Осень была ранняя, в сентябре настойчиво стал сыпать дождь и снег. Вместе с тучами на Прохора навалилась тоска. Плотники рассчитались. Фарков хотя и согласился остаться, но тоже уехал домой. По первопутку он вновь вернется со своей старухой, с сыном. Отправился с народом за почтой и черкес на своем Казбеке. Он везет до Подволочной письма Прохора: Нине, домой, Шапошникову и, конечно, ей, Анфисе. Почтарь из деревни Подволочной – родины Тани – в два месяца раз отвозил почту в волость и привозил оттуда. Пусть черкес не забудет захватить все, что пришло: может быть, книги, может – посылки, а главное – письмо, ее письмо, Анфисы. Ну, Ибрагим, конечно, понимает. О чем тут толковать.
– Слушай, привези Татьяну, – полушутя сказал Прохор, и глаза его улыбчиво завиляли.
– Какой тебе Татьян?! – крикнул черкес. – Я сам Татьян!
Прохор остался один. Он, тайга, сизые тучи и дрожавшая от стужи Угрюм-река.
Читал книги, думал. Да, он проживет здесь год, а может быть, и два, он не поедет к отцу. Это не отец, это жестокий непроспавшийся пьяница, который выгнал сына. Отлично! Прохор, слава Богу, на своих ногах. Вот придут тунгусы, накупят товаров – он будет ласков, бескорыстен – и разнесут по всей тайге добрую славу о нем. Это для начала. Потом Прохор засучит рукава, и пусть посмотрит народ, что он сделает с этим краем, пусть почувствуют люди, тот же Шапошников, на что способен настоящий, большого размаха человек.
Но как же работать, жить? Ведь надо же какую-то опору в жизни, костыль. Мать? Не то. Да, может быть, и не пожелает она бросить хозяйство: женщины, как кошки, – умрет под своим шестком. Любовница? Нет, это не годится. С Анфисой тоже ему не жить, Анфиса – сила; его стальная коса может сломаться о ее камень, Анфиса – камень. А для услады он найдет.

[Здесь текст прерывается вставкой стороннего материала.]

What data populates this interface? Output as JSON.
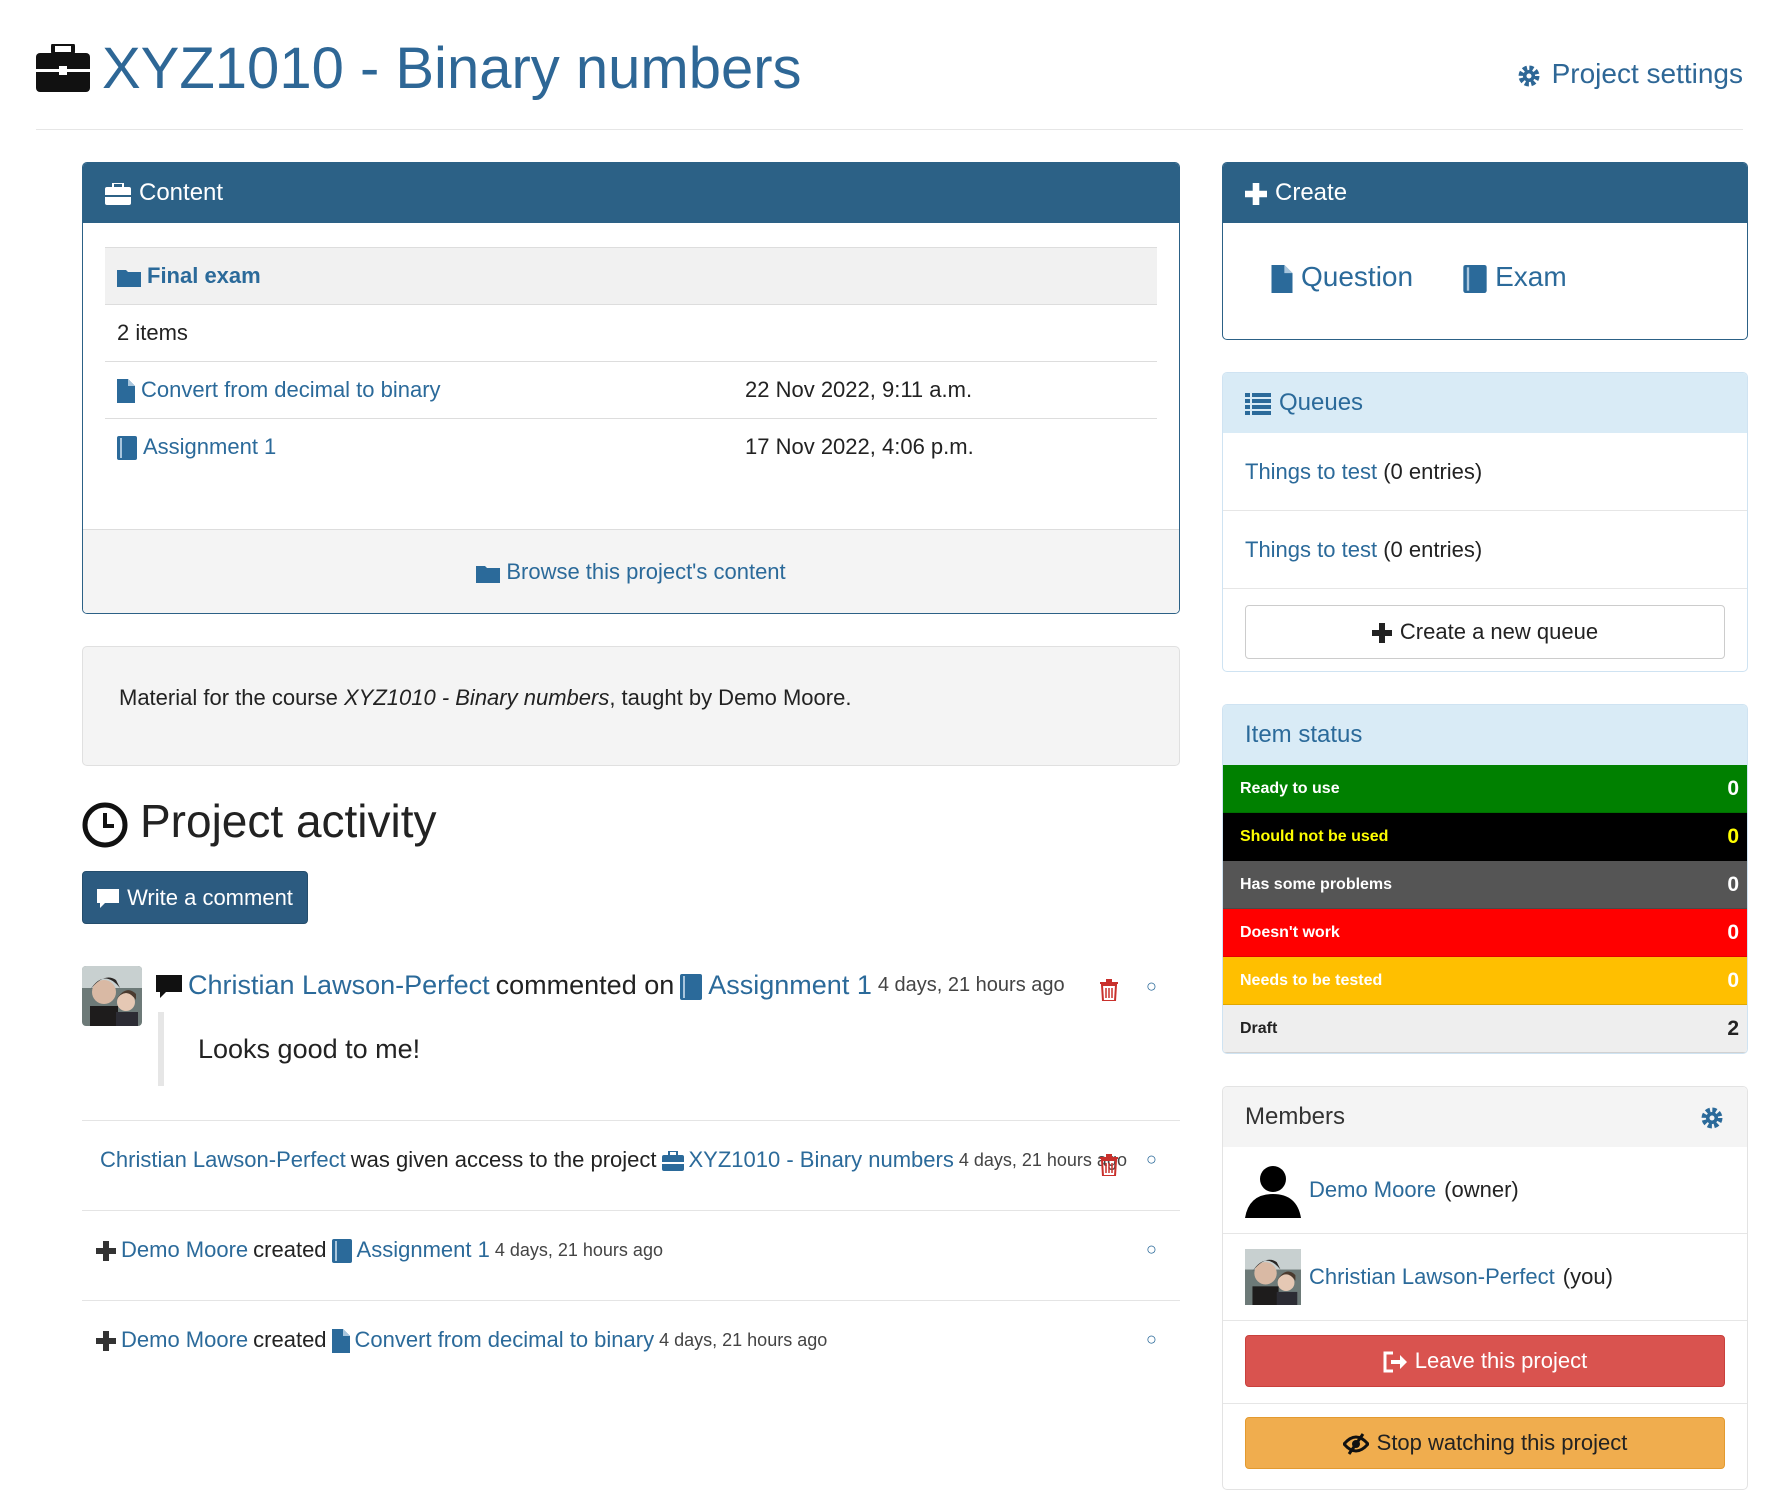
{
  "header": {
    "title": "XYZ1010 - Binary numbers",
    "settings_label": "Project settings"
  },
  "content_panel": {
    "title": "Content",
    "folder_name": "Final exam",
    "item_count": "2 items",
    "items": [
      {
        "name": "Convert from decimal to binary",
        "date": "22 Nov 2022, 9:11 a.m.",
        "icon": "question-file-icon"
      },
      {
        "name": "Assignment 1",
        "date": "17 Nov 2022, 4:06 p.m.",
        "icon": "exam-book-icon"
      }
    ],
    "browse_label": "Browse this project's content"
  },
  "description": {
    "prefix": "Material for the course ",
    "course": "XYZ1010 - Binary numbers",
    "suffix": ", taught by Demo Moore."
  },
  "activity": {
    "heading": "Project activity",
    "write_comment_label": "Write a comment",
    "comment": {
      "user": "Christian Lawson-Perfect",
      "verb": "commented on",
      "target": "Assignment 1",
      "time": "4 days, 21 hours ago",
      "text": "Looks good to me!"
    },
    "events": [
      {
        "user": "Christian Lawson-Perfect",
        "verb": "was given access to the project",
        "target": "XYZ1010 - Binary numbers",
        "time": "4 days, 21 hours ago"
      },
      {
        "user": "Demo Moore",
        "verb": "created",
        "target": "Assignment 1",
        "time": "4 days, 21 hours ago"
      },
      {
        "user": "Demo Moore",
        "verb": "created",
        "target": "Convert from decimal to binary",
        "time": "4 days, 21 hours ago"
      }
    ],
    "circle_glyph": "○"
  },
  "create_panel": {
    "title": "Create",
    "question_label": "Question",
    "exam_label": "Exam"
  },
  "queues_panel": {
    "title": "Queues",
    "queues": [
      {
        "name": "Things to test",
        "entries": "(0 entries)"
      },
      {
        "name": "Things to test",
        "entries": "(0 entries)"
      }
    ],
    "new_queue_label": "Create a new queue"
  },
  "status_panel": {
    "title": "Item status",
    "statuses": [
      {
        "label": "Ready to use",
        "count": "0",
        "bg": "#008000",
        "fg": "#ffffff"
      },
      {
        "label": "Should not be used",
        "count": "0",
        "bg": "#000000",
        "fg": "#ffff00"
      },
      {
        "label": "Has some problems",
        "count": "0",
        "bg": "#555555",
        "fg": "#ffffff"
      },
      {
        "label": "Doesn't work",
        "count": "0",
        "bg": "#ff0000",
        "fg": "#ffffff"
      },
      {
        "label": "Needs to be tested",
        "count": "0",
        "bg": "#ffbf00",
        "fg": "#ffffff"
      },
      {
        "label": "Draft",
        "count": "2",
        "bg": "#eeeeee",
        "fg": "#222222"
      }
    ]
  },
  "members_panel": {
    "title": "Members",
    "members": [
      {
        "name": "Demo Moore",
        "role": "(owner)"
      },
      {
        "name": "Christian Lawson-Perfect",
        "role": "(you)"
      }
    ],
    "leave_label": "Leave this project",
    "watch_label": "Stop watching this project"
  },
  "colors": {
    "primary": "#2c6186",
    "link": "#2b6a9a",
    "danger": "#d9534f",
    "warning": "#f0ad4e"
  }
}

Жена! Вот кто. Ему нужна жена. И, конечно, Нина Куприянова... Нина!.. Решено! Он будущей весной поедет к ней.
Ярко и весело топится печь, Прохор шагает из угла в угол, поет. Надо собак завести. Еще кота и кур. Он варит уху, готовит чай в котелке. Над крышей пролетает метельный ветер, но в избе тепло. Как хорошо жить в тепле! И какая милая у него избушка: просторная и светлая. Анфиса, друг, приходи помечтать хоть во сне!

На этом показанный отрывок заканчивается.